After weeks of trying to find out why dialog windows weren't always centering properly, I happily stumbled onto the cause today. During another fruitless attempt to make the bug happen, I minimized the game window to check a website, and when I maximized the window and brought up the exit confirmation window, boom--it wasn't centered. So I restarted the game, minimized the window, and the dialog windows didn't center, even though they center perfectly if I never minimize the window.

That's a fairly rare bug, but I was determined to find it, so finally. Of course, I have to fix it now, but I swear, many times it's more difficult to find a bug than it is to fix the bug.

Which brings me to the sound bug.

This has been driving me crazy for months, maybe even years. Very rarely, a sound effect just won't play, and once it doesn't, it's lost for the rest of the game.

That sounds easy to handle, right? Just detect the event that fires when the sound effect doesn't play. Except--and this is a big except--as far as I can tell, no event is firing. So there's no media_failed event or something like that to hook on to.

Like I said, this is rare--probably only occurring in 1 in 20 games, and then only involving one sound effect, usually--but man, it's a bug. I don't want it to happen 1 in 1000 games. I'm very proud of the soundstage for the game, and I want it to always be right.

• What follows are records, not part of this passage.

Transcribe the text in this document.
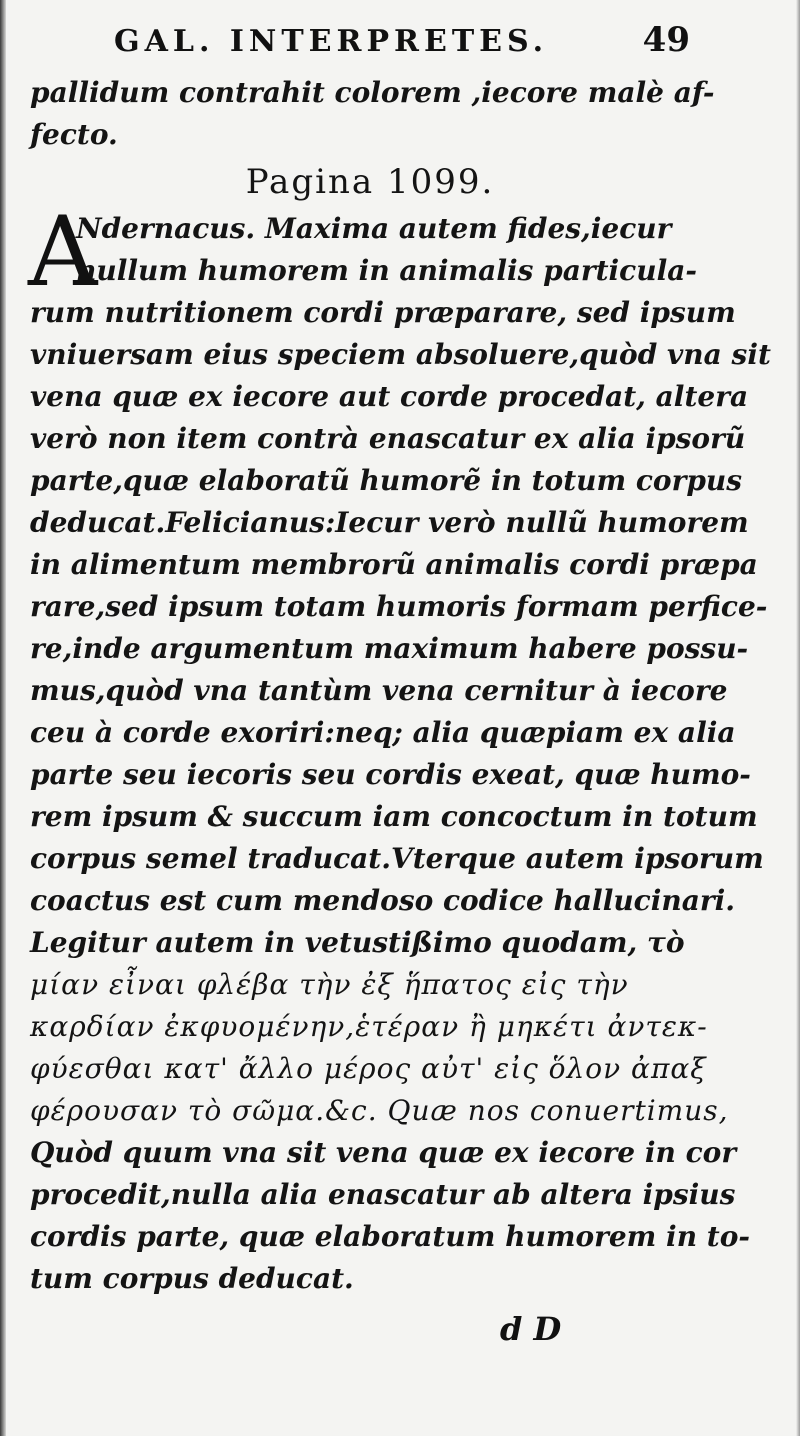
GAL. INTERPRETES.	49
pallidum contrahit colorem ,iecore malè af-
fecto.
Pagina 1099.
A
Ndernacus. Maxima autem fides,iecur
nullum humorem in animalis particula-
rum nutritionem cordi præparare, sed ipsum
vniuersam eius speciem absoluere,quòd vna sit
vena quæ ex iecore aut corde procedat, altera
verò non item contrà enascatur ex alia ipsorũ
parte,quæ elaboratũ humorẽ in totum corpus
deducat.Felicianus:Iecur verò nullũ humorem
in alimentum membrorũ animalis cordi præpa
rare,sed ipsum totam humoris formam perfice-
re,inde argumentum maximum habere possu-
mus,quòd vna tantùm vena cernitur à iecore
ceu à corde exoriri:neq; alia quæpiam ex alia
parte seu iecoris seu cordis exeat, quæ humo-
rem ipsum & succum iam concoctum in totum
corpus semel traducat.Vterque autem ipsorum
coactus est cum mendoso codice hallucinari.
Legitur autem in vetustißimo quodam, τὸ
μίαν εἶναι φλέβα τὴν ἐξ ἥπατος εἰς τὴν
καρδίαν ἐκφυομένην,ἑτέραν ἢ μηκέτι ἀντεκ-
φύεσθαι κατ' ἄλλο μέρος αὐτ' εἰς ὅλον ἀπαξ
φέρουσαν τὸ σῶμα.&c. Quæ nos conuertimus,
Quòd quum vna sit vena quæ ex iecore in cor
procedit,nulla alia enascatur ab altera ipsius
cordis parte, quæ elaboratum humorem in to-
tum corpus deducat.
d D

I may try a possible approach that's kind of a shot in the dark. I can set up Try/Catch statements for the sound effects, then reset the source if the Catch code is triggered. What bothers me about doing that is I don't know exactly what circumstances would trigger the Catch code to begin with. When a sound effect fails (and by "fails" I mean that I can't hear it), is some kind of error generated that would cause the Catch code to execute, or is there just going to be no error at all?

Using the Try/Catch approach, without knowing what's going wrong to start with, seems very sloppy to me. The bug is rare enough, though, that I can't make it happen, so I'm in limbo.